Eu acho uma puta sacanagem quando um autor, por exemplo o Hiroyuki Takei, de Shaman King, continua a série enlouquecidamente (por 64 edições para ser mais exato) para, na edição final, a história acaba abruptamente com uma carta pedindo desculpas porque a editora tinha dado um prazo de 64 edições (na verdade 32, pois a versão japonesa tem o dobro de páginas) para ele terminar e ele não deu conta.
Existe o caso inverso também, que é quando a editora pede para o autor encher linguiça porque a série está rendendo rios de dinheiro, como, dizem as más línguas, aconteceu com o Yoshihiro Togashi e seu Yu Yu Hakusho.

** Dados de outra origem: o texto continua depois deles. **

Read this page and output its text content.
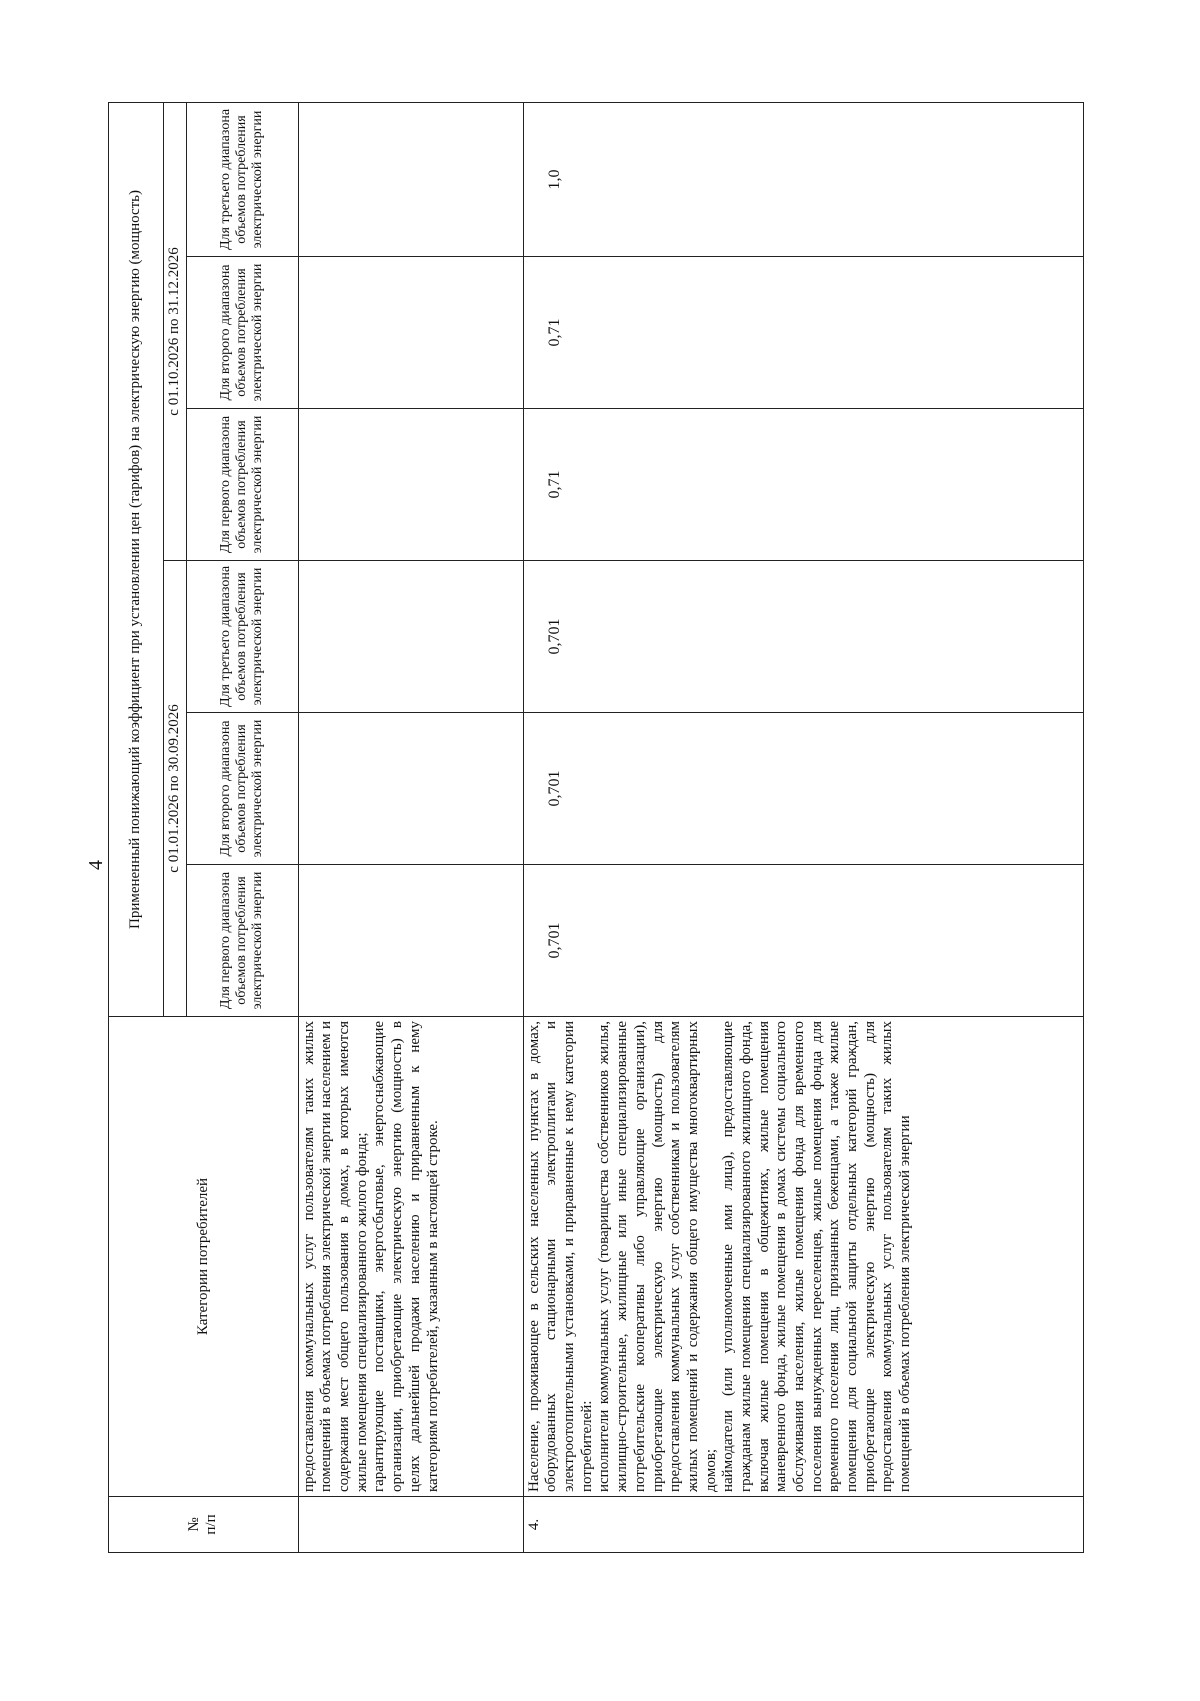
4
№
п/п	Категории потребителей	Примененный понижающий коэффициент при установлении цен (тарифов) на электрическую энергию (мощность)					
		с 01.01.2026 по 30.09.2026			с 01.10.2026 по 31.12.2026		
		Для первого диапазона объемов потребления электрической энергии	Для второго диапазона объемов потребления электрической энергии	Для третьего диапазона объемов потребления электрической энергии	Для первого диапазона объемов потребления электрической энергии	Для второго диапазона объемов потребления электрической энергии	Для третьего диапазона объемов потребления электрической энергии

	предоставления коммунальных услуг пользователям таких жилых помещений в объемах потребления электрической энергии населением и содержания мест общего пользования в домах, в которых имеются жилые помещения специализированного жилого фонда; гарантирующие поставщики, энергосбытовые, энергоснабжающие организации, приобретающие электрическую энергию (мощность) в целях дальнейшей продажи населению и приравненным к нему категориям потребителей, указанным в настоящей строке.						

4.	Население, проживающее в сельских населенных пунктах в домах, оборудованных стационарными электроплитами и электроотопительными установками, и приравненные к нему категории потребителей: исполнители коммунальных услуг (товарищества собственников жилья, жилищно-строительные, жилищные или иные специализированные потребительские кооперативы либо управляющие организации), приобретающие электрическую энергию (мощность) для предоставления коммунальных услуг собственникам и пользователям жилых помещений и содержания общего имущества многоквартирных домов; наймодатели (или уполномоченные ими лица), предоставляющие гражданам жилые помещения специализированного жилищного фонда, включая жилые помещения в общежитиях, жилые помещения маневренного фонда, жилые помещения в домах системы социального обслуживания населения, жилые помещения фонда для временного поселения вынужденных переселенцев, жилые помещения фонда для временного поселения лиц, признанных беженцами, а также жилые помещения для социальной защиты отдельных категорий граждан, приобретающие электрическую энергию (мощность) для предоставления коммунальных услуг пользователям таких жилых помещений в объемах потребления электрической энергии	0,701	0,701	0,701	0,71	0,71	1,0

No Brasil, difícil de acontecer isso, pois a única série que é publicada periodicamente, desde o fim de Holy Avenger, é Turma da Mônica, que é descontinuada e bem consolidada entre o público infantil. As graphic novels, como chamam as hqs que possuem um enredo só que se estende por várias edições, são terreno estrangeiro; inclusive, numa pesquisa feita bem no início da "invasão mangá" no Brasil, quando séries como Dragon Ball ainda estavam em curso, a razão pela qual descobriram fazer tanto sucesso aqui é exatamente o fato de a maioria dos mangás ter um começo, um meio e um fim, coisa que as confusas cronologias da Marvel, DC e etc não proporcionavam. O leitor sabe por quanto tempo ele vai ter que comprar e não se perde em paradoxos temporais, é mais coeso.

Tanto é que o leitor de mangá brasileiro mostrou aversão aos mangás descontinuados (que aqui coincidiu com as séries de humor): Dr. Slump foi cancelado no número 14, Shin Chan acho que nem isso durou. Se querem a minha opinião, são duas obras tão boas quanto qualquer uma que já foi publicada no mercado nacional.

Se você quiser ter alguma chance no mercado nacional, acho que a tirinha e a charge são gêneros mais consolidados no mercado, isso se não quiser entrar no mercado infantil. Fanzine também é uma possibilidade (exemplo mais recente: Fábio Moon e Gabriel Bá).